The "Intelligent Vehicle Transport" system is on delivery duties at Nissan's Oppama, Japan plant.
Driverless delivery vehicles have been working in car factories for years, but they're guided by embedded rails or magnetic tape, which is costly to install, and restricts the vehicle’s movement. Nissan, though, has come up with a new system dubbed Intelligent Vehicle Transport that seems to solve those problems.
If you’re thinking the IVT system looks a lot like a Nissan Leaf hooked up to a trailer, you’re exactly right. The Leaf in question is outfitted with an array of cameras and sensors that allow it to drive autonomously, though it still looks rather strained in the images here.
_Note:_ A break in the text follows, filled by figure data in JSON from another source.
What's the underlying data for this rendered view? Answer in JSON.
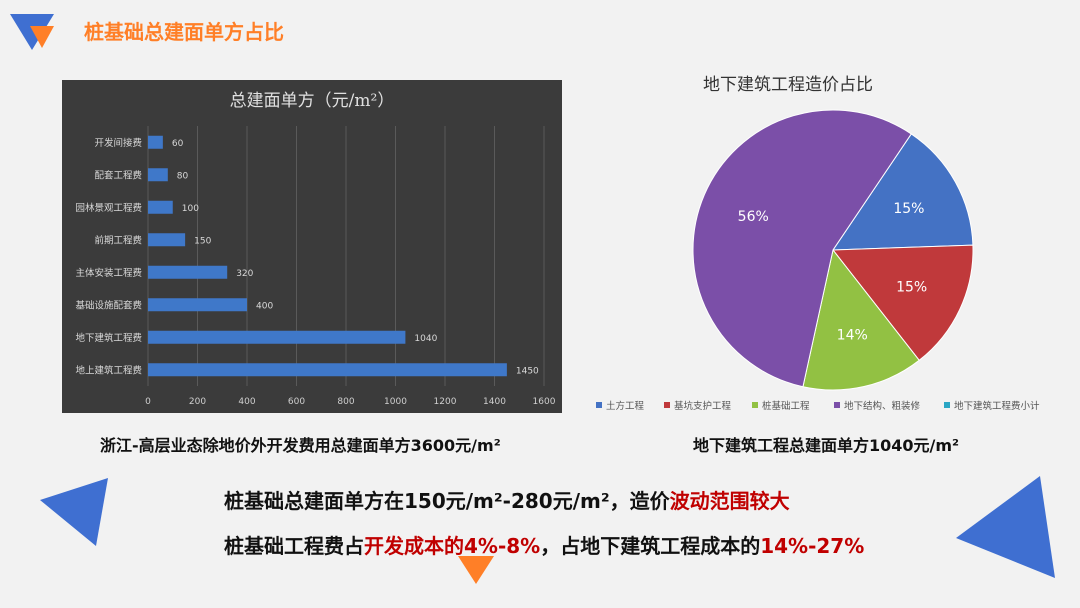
{
  "header": {
    "title": "桩基础总建面单方占比"
  },
  "colors": {
    "accent_orange": "#ff7f27",
    "accent_blue": "#3f6fd1",
    "bar_blue": "#3f78c9",
    "panel_bg": "#3b3b3b"
  },
  "chart_data": [
    {
      "type": "bar",
      "orientation": "horizontal",
      "title": "总建面单方（元/m²）",
      "categories": [
        "开发间接费",
        "配套工程费",
        "园林景观工程费",
        "前期工程费",
        "主体安装工程费",
        "基础设施配套费",
        "地下建筑工程费",
        "地上建筑工程费"
      ],
      "values": [
        60,
        80,
        100,
        150,
        320,
        400,
        1040,
        1450
      ],
      "xlim": [
        0,
        1600
      ],
      "xticks": [
        "0",
        "200",
        "400",
        "600",
        "800",
        "1000",
        "1200",
        "1400",
        "1600"
      ],
      "grid": true
    },
    {
      "type": "pie",
      "title": "地下建筑工程造价占比",
      "labels": [
        "土方工程",
        "基坑支护工程",
        "桩基础工程",
        "地下结构、粗装修",
        "地下建筑工程费小计"
      ],
      "values": [
        15,
        15,
        14,
        56,
        0
      ],
      "value_labels": [
        "15%",
        "15%",
        "14%",
        "56%",
        ""
      ],
      "colors": [
        "#4472c4",
        "#c0393b",
        "#92c143",
        "#7b4fa8",
        "#2ba6c4"
      ],
      "legend": "bottom"
    }
  ],
  "captions": {
    "left": "浙江-高层业态除地价外开发费用总建面单方3600元/m²",
    "right": "地下建筑工程总建面单方1040元/m²"
  },
  "summary": {
    "line1_a": "桩基础总建面单方在150元/m²-280元/m²，造价",
    "line1_b": "波动范围较大",
    "line2_a": "桩基础工程费占",
    "line2_b": "开发成本的4%-8%",
    "line2_c": "，占地下建筑工程成本的",
    "line2_d": "14%-27%"
  }
}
Testing has been underway at Oppama for a year or so, the team of IVTs completing over 1,600 test runs in all conditions and at every time of day.
A number of test Leafs are being used at Nissan’s vast production facility in Oppama, Japan to transport finished vehicles from the production line to quayside storage areas - a job usually done by a team of drivers. Up to three cars can be towed at a time to their designated storage area, where a human unloads and parks them.
By cross-referencing data from the sensors with map data, the car knows exactly where it is and where it is going. It stops for hazards, and the system can determine right of way when two IVTs meet. If all else fails, the Leaf can be shut down remotely from the central control room.
Testing has been underway at Oppama for a year or so, the team of IVTs completing over 1,600 test runs in all conditions and at every time of day. Much of the work has gone into developing the safety and fail-safe systems.
Testing will go on while Nissan evaluates whether or not the IVT system can be implemented at its other plants around the world.
Earlier this year, Nissan launched its ProPilot “single-lane” autonomous driving system on the latest Japanese-market Serena minivan.